Hands-on with Ittle Dew

You may think you’ve seen Ittle Dew before: the green-robed, blonde-haired heroine seems directly linked to Nintendo’s adventure star and even comes equipped with her own fairylike companion.  With a thirst for treasure and little more than a trusty stick to her name, the barefoot conquistador does find herself in locations befitting the The Legend of Zelda‘s Hylian hero, but must use more brains than brawn to find her way back out.

Having traipsed my way through the first full dungeon of Ittle Dew and earned a badass fire sword, I’ve come to two conclusions: Ittle Dew is more puzzle game than adventure, and its world is endearingly strange.  Enemies range from frog-suited teenagers to bug-eyed platypi and include a stack of syrup-soaked pancakes reminiscent of Like Likes.  While you can spend plenty of time thwacking these baddies with your stick and then sword, dungeons are not overly populated and only “kill all monsters” puzzle rooms require any actual fighting.  Most of Ittle’s time is otherwise spent solving different puzzle challenges required to open doors to treasure and further exploration.


Thankfully, since they seem to be the focus of Ittle’s adventures, those puzzles are nothing to sneeze at.  In the first room of the fire dungeon, I was forced to retry a single sliding block puzzle no fewer than five times.  This might be a comment on my puzzle-solving prowess, but really, I think Ittle Dew‘s challenges are good ol’ fashioned challenging, and it’s a refreshing treat.  Even dispatching enemies, like the seemingly unstoppable mine cart monsters, is often more puzzle- than muscle-based.

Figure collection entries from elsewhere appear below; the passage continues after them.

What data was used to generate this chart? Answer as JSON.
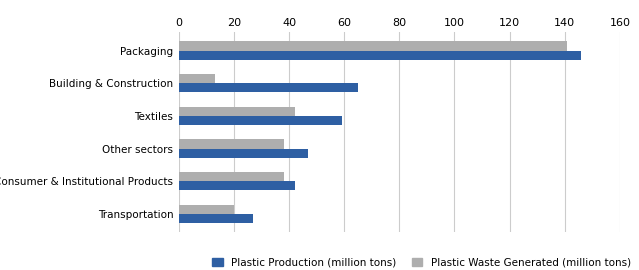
{
  "categories": [
    "Packaging",
    "Building & Construction",
    "Textiles",
    "Other sectors",
    "Consumer & Institutional Products",
    "Transportation"
  ],
  "production": [
    146,
    65,
    59,
    47,
    42,
    27
  ],
  "waste": [
    141,
    13,
    42,
    38,
    38,
    20
  ],
  "production_color": "#2E5FA3",
  "waste_color": "#AEAEAE",
  "legend_labels": [
    "Plastic Production (million tons)",
    "Plastic Waste Generated (million tons)"
  ],
  "xlim": [
    0,
    160
  ],
  "xticks": [
    0,
    20,
    40,
    60,
    80,
    100,
    120,
    140,
    160
  ],
  "bar_height": 0.28,
  "figsize": [
    6.39,
    2.7
  ],
  "dpi": 100
}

Coupled with the random assortment of enemies, suspiciously drunken commentary from Ittle’s fox-fairy, and occasional jabs at its obvious inspiration, my Ittle Dew experience is off to an encouraging start.  I’m hoping for a little more story besides “Ittle is shipwrecked and would like to get off this island” eventually, but the fact that I had to force myself to stop playing to write this preview is probably a good sign.


We’ll have a full review of Ittle Dew and its unique take on heart containers when it hits Steam later this month.